The older inmate chuckled, forcing my attention back to him. He rubbed his fingers across his lips, and I took in the markings on the dark skin above his knuckles. I couldn’t really make out whatever the hell it was supposed to mean, but I knew instantly he was a member of a gang. I ran across plenty of them and was even made to train killing a few who crossed my owner. It seemed liked a whole lifetime ago. I also knew this guy wasn’t from around here so he must have gotten caught up.

“I’m not your enemy, and I’m not trying to be, but I imagine you had someone on the outside who kept you levelheaded.”

“Yeah, he had a problem getting lost, too.”

“Well, consider me your guardian angel.”

“Why?” I asked my suspicion and ire rising simultaneously.

“Because you need one, and I hate to see kids fall because they’re too stupid to know when they need to stand down.”

“Is that why you’re in here?” I asked sarcastically.

“You can say that. But I’m not a kid anymore either. It’s too late for me but not for you.” I turned back to my tray of untouched food and dug in. “Why are you in here,” he asked after a few moments of silent eating.

“Suspicion of murder.”

“So if you made it past the holding cell, I imagine they have some kind of evidence on you.”

“A witness,” I answered and immediately wondered why I was confiding in him.

“That can be eradicated.” He shrugged.

“Not this one,” I said, hearing the dangerous level my voice had dropped. He snapped his head back and lifted both his eyebrows in surprise. The thought of someone hurting Monroe brought out a protective instinct in me that I hadn’t been able to feel since Lily. The irony of it did not escape me.

“Family?” he asked.

“No, she’s—” I hesitated because it wasn’t easy describing Monroe and what she was to me. “I go to school with her,” I finished.

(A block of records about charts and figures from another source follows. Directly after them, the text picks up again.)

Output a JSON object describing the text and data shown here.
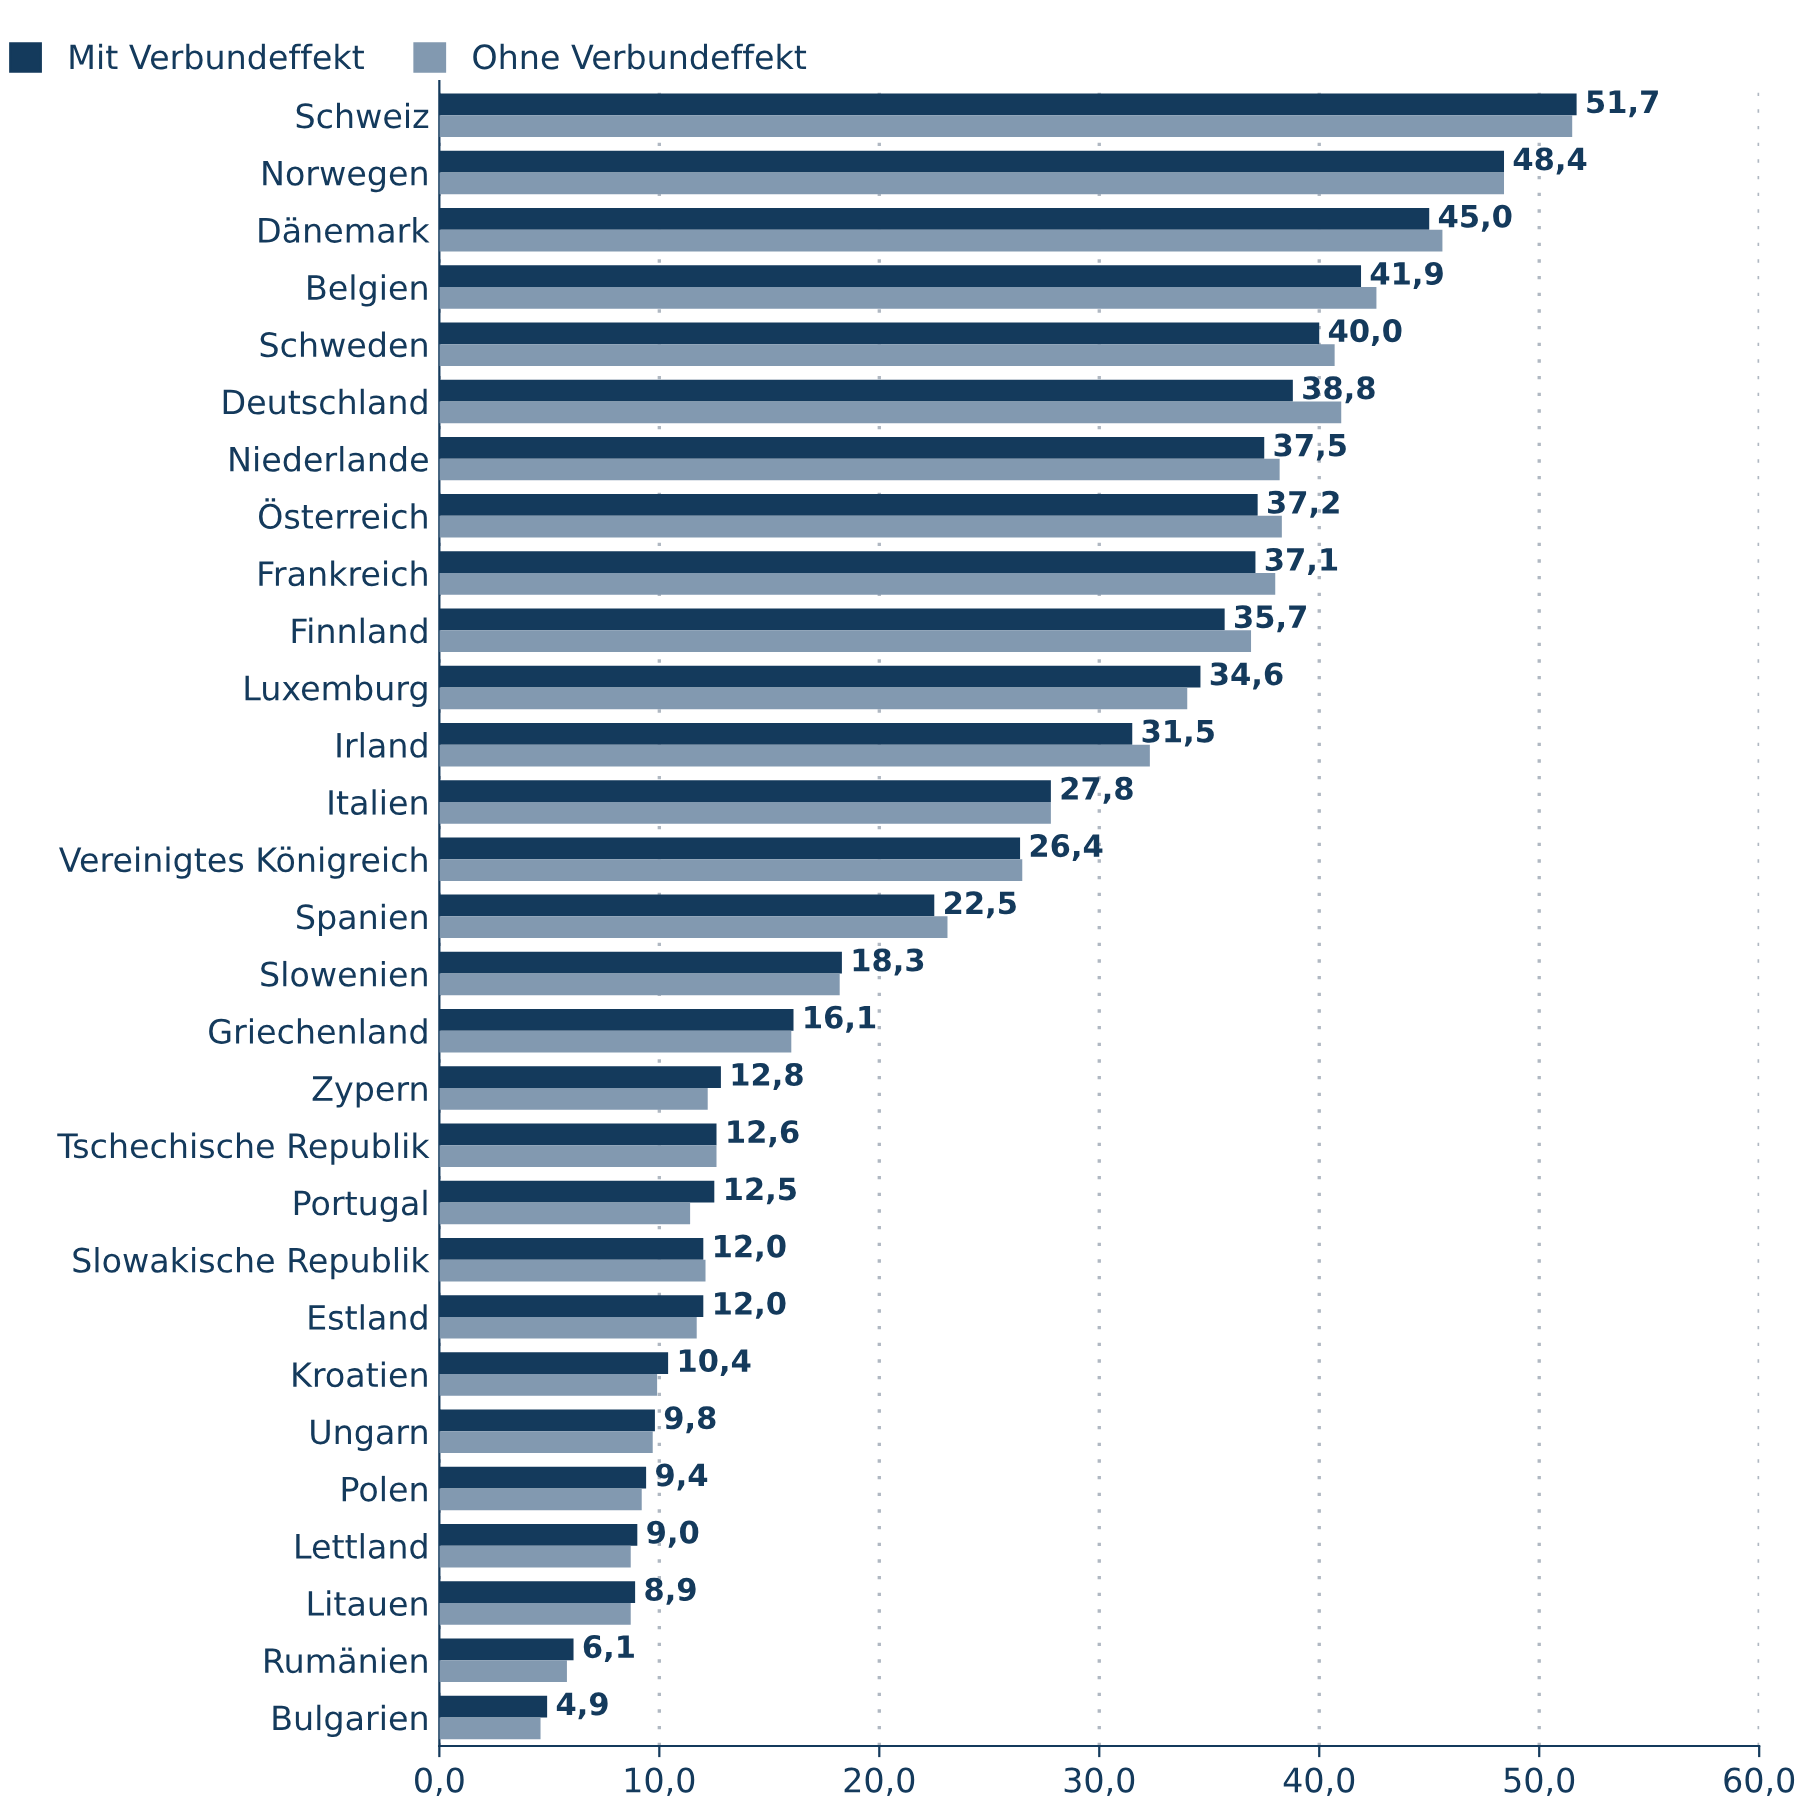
{
  "chart_data": {
    "type": "bar",
    "orientation": "horizontal",
    "categories": [
      "Schweiz",
      "Norwegen",
      "Dänemark",
      "Belgien",
      "Schweden",
      "Deutschland",
      "Niederlande",
      "Österreich",
      "Frankreich",
      "Finnland",
      "Luxemburg",
      "Irland",
      "Italien",
      "Vereinigtes Königreich",
      "Spanien",
      "Slowenien",
      "Griechenland",
      "Zypern",
      "Tschechische Republik",
      "Portugal",
      "Slowakische Republik",
      "Estland",
      "Kroatien",
      "Ungarn",
      "Polen",
      "Lettland",
      "Litauen",
      "Rumänien",
      "Bulgarien"
    ],
    "series": [
      {
        "name": "Mit Verbundeffekt",
        "color": "#143a5c",
        "values": [
          51.7,
          48.4,
          45.0,
          41.9,
          40.0,
          38.8,
          37.5,
          37.2,
          37.1,
          35.7,
          34.6,
          31.5,
          27.8,
          26.4,
          22.5,
          18.3,
          16.1,
          12.8,
          12.6,
          12.5,
          12.0,
          12.0,
          10.4,
          9.8,
          9.4,
          9.0,
          8.9,
          6.1,
          4.9
        ],
        "value_labels": [
          "51,7",
          "48,4",
          "45,0",
          "41,9",
          "40,0",
          "38,8",
          "37,5",
          "37,2",
          "37,1",
          "35,7",
          "34,6",
          "31,5",
          "27,8",
          "26,4",
          "22,5",
          "18,3",
          "16,1",
          "12,8",
          "12,6",
          "12,5",
          "12,0",
          "12,0",
          "10,4",
          "9,8",
          "9,4",
          "9,0",
          "8,9",
          "6,1",
          "4,9"
        ]
      },
      {
        "name": "Ohne Verbundeffekt",
        "color": "#8299b0",
        "values": [
          51.5,
          48.4,
          45.6,
          42.6,
          40.7,
          41.0,
          38.2,
          38.3,
          38.0,
          36.9,
          34.0,
          32.3,
          27.8,
          26.5,
          23.1,
          18.2,
          16.0,
          12.2,
          12.6,
          11.4,
          12.1,
          11.7,
          9.9,
          9.7,
          9.2,
          8.7,
          8.7,
          5.8,
          4.6
        ]
      }
    ],
    "xlim": [
      0,
      60
    ],
    "xticks": [
      {
        "value": 0,
        "label": "0,0"
      },
      {
        "value": 10,
        "label": "10,0"
      },
      {
        "value": 20,
        "label": "20,0"
      },
      {
        "value": 30,
        "label": "30,0"
      },
      {
        "value": 40,
        "label": "40,0"
      },
      {
        "value": 50,
        "label": "50,0"
      },
      {
        "value": 60,
        "label": "60,0"
      }
    ],
    "grid": "x",
    "legend": "top left"
  }
}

“Girl, huh? She important to you?”

“No.” I reached for my water and chugged it down. I knew what a lie tasted like. I washed the bitter taste down and then shoved a fork full of…
I don’t even know what it is. 

“Son, you mean to tell me you’re willing to go to prison for a girl you
don’t
care for?”

“It’s complicated,” I barked, taking a bite of my food to keep from saying more.

“Love always is, young-blood.”

Reflex, or whatever the fuck you call it, made me swallow down my food a little too quickly, causing me to choke. Rufus’s heavy hand slammed down on my back repeatedly until I was no longer being assaulted by my own food. “So I guess that means it’s serious?” he laughed outrageously.

I clutched my tray and considered hitting him across the face with it. I let go after a few deep breaths because it wasn’t exactly wise to insult what could be my only ally until I got out of here.
If I get out here
.

It wasn’t that I wasn’t able to trust people—I wasn’t willing. Why let anyone in when the majority of the people I meet I would likely kill just because it suited me?

Maybe Monroe was right and I was sick. I could tell she wanted to fix me. I could see it in her eyes every time she looked at me with hope and… something else. I didn’t bother to tell her that my sickness couldn’t be fixed. There wasn’t a cure other than death, and I don’t plan to die anytime soon.

One thing was certain though—and that was I do not love Lake Monroe.

 

* * *

 

“YOU.” THE BURLY man with an enormous amount of facial hair pointed at me with a chubby finger. “Get dressed. Your training starts today.”

“Training?” I asked while trying to hide the fear I felt. I saw what happened to the others who showed fear. They were beaten, starved, or just disappeared. 

“It’s your lucky day. You get to start earning your keep and maybe we’ll even feed you more.” He laughed hard causing his belly to shake.